Disclosure: As a Sabra Tastemaker, I was compensated for this post. All opinions remain my own. Thank you for supporting the brands that help make this blog possible!
As time marches on, memory fades, and the things that were once important to us somehow slip away, no longer noticed anymore.
Today is my 5th blogiversary. 5 years. And I completely forgot about it.
Very much so, in fact. I may struggle to post at times, and I may get frustrated by projects that refuse to carry out as planned, but I still love my blog. It’s a huge piece of me offered to you, broadcasting my soul out into the ether–a compulsion I cannot resist. Praise or proscribe: it’s your choice, in the end. Despite this risk, I persist.
It’s not that it isn’t a big deal.
You know when you’re interviewed for a job and they ask where you think you’ll be in five years? When I commenced this endeavor, I had no idea what the future held…but, given my propensity to flit from activity to activity without really sticking with anything, it didn’t seem likely I’d still be blogging 5 years later. There were many times along the way that I pushed through the meh feeling, hoping the love affair would renew. Many times I asked myself why I was giving up all my free time for this. Many times I almost closed up shop altogether, ready to resume a normal life. But what is normal? And would I feel fulfilled without this part of my life? The answer, over and over again: keep on keepin’ on. And so, I have. I have no regrets for this.
It could be that my life is so full these days that I have barely a moment to breathe before the next project begins, the next child’s request is submitted, the next exciting endeavor takes over my world, and I can focus on nothing but it. The best part of blogging, without a doubt, has been the opportunities afforded to me that would not have been possible otherwise. How else would a girl from Torrington, Connecticut–a nothing city in an insignificant part of the world–find herself soaring over ancient Mayan pyramids? But it’s bigger than that.
My kids are old enough now to have activities. Activities! A 3rd full-time job has emerged, more difficult than raising babies and toddlers was, because there are no breaks in daylight hours. I don’t begrudge them for their passions–I love seeing them thrive in karate, circus aerials, saxophone, and more. But it’s made life more of a juggling act. On top of that, in the last year, I finally found a connection with my community, too. In the little bit I’ve been able to do with The Desultory Theatre Club, that lack of belonging–of being a trapezoid in a square world, just being different enough not to fit, but not being radically different enough to have my own place–is starting to fade.

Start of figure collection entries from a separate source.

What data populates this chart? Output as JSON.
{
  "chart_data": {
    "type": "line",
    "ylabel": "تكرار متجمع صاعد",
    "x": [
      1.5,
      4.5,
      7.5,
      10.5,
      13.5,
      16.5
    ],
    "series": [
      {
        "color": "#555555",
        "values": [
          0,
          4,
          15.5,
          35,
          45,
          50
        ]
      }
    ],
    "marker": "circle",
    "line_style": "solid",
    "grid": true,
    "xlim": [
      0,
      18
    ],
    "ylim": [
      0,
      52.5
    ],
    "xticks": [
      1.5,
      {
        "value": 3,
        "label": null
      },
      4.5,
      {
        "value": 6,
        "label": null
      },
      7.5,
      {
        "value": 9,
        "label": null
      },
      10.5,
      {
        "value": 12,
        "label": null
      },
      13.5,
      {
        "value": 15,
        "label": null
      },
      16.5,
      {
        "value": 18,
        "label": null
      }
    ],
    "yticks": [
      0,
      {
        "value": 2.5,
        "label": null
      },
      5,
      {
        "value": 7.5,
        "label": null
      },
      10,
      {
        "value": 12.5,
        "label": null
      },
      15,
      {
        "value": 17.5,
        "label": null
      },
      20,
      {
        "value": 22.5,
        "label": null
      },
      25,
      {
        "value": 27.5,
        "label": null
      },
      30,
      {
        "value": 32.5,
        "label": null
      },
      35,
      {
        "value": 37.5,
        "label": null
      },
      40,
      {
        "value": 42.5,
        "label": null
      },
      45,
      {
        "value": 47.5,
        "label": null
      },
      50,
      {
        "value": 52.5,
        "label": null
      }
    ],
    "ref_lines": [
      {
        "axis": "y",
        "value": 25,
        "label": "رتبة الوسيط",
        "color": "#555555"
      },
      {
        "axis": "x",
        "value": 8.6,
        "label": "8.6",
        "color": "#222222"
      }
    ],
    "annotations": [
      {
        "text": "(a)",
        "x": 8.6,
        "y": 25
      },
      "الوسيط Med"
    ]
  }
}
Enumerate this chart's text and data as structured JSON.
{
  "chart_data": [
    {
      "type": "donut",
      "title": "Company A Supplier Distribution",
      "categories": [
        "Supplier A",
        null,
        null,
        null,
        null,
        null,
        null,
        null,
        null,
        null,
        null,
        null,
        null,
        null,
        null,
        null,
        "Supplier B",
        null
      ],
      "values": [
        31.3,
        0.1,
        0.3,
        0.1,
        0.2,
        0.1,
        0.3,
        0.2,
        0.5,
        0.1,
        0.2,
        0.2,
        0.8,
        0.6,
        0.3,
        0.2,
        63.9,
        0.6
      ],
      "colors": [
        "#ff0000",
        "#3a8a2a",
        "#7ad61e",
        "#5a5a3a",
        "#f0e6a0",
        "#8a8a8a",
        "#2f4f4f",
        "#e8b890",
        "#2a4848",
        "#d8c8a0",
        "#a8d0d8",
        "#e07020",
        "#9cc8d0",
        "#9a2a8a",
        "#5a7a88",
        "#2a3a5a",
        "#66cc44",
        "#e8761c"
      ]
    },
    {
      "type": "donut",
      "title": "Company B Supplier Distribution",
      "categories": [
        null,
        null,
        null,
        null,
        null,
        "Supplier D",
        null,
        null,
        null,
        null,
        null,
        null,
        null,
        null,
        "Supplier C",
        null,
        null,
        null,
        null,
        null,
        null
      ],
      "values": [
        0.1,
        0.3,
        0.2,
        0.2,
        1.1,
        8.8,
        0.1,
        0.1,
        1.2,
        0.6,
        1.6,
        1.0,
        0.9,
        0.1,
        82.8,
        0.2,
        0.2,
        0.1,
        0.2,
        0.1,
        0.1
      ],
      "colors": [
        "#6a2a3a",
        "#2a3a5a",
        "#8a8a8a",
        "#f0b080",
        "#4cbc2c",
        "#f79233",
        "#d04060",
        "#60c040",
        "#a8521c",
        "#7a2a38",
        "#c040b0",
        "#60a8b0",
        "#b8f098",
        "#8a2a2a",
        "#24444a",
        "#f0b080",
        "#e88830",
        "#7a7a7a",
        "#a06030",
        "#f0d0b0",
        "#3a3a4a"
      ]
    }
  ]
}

My life is more full, but that’s exactly the way I want it to be.
Regardless, here we are, 5 years since it all began.
I probably should have baked a cake–that’s what I traditionally did in the past–but I was feeling cheesy, and I’m learning to trust myself these days. It’s usually with good reason.
These Baked Ranch Ham and Cheese Pinwheels rely heavily on the Sabra Farmer’s Ranch Greek Yogurt Dip spread within for flavor, proving, once again, that Ranch makes everything better. The best part about Sabra Farmer’s Ranch Greek Yogurt Dip? It has less fat and less calories than competing salad dressings, allowing you to enjoy it more. The pinwheels are best eaten while warm, but could be baked ahead and sent with the kids to school for lunch.
Happy 5 years!!!
- 1 8-ounce package refrigerated crescent rolls
- ¼ cup Sabra Farmer's Ranch Greek Yogurt Dip
- 8 slices black forest ham
- ½ cup shredded cheddar cheese blend
- ¼ cup julienned sundried tomatoes (in the pouch, not oil packed)
- black pepper
- Preheat oven to 375 degrees Fahrenheit. Line a rimmed baking sheet with parchment paper and set aside.
- On a clean work surface, unroll the crescent rolls so the long edge is parallel to you. Pinch the seams together to seal them.
- Spread the Sabra Farmer's Ranch Greek Yogurt Dip over the rolls, leaving a strip on the far long edge uncovered.
- Lay out the ham to cover all but the far long edge of the rolls, then sprinkle the cheese and tomatoes over the top.
- Starting with the long edge immediately in front of you, start rolling the dough away from you like a cinnamon bun. Smooth out and tighten as needed, until you reach the far edge, then pinch the seam.
- Cut with a sharp knife into ½" slices and arrange on the prepared baking sheet cut side down, about 1" apart.
- Sprinkle with pepper, if desired.
- Bake for 15-17 minutes or until golden brown, rotating the pan halfway through to bake evenly. Best when served warm.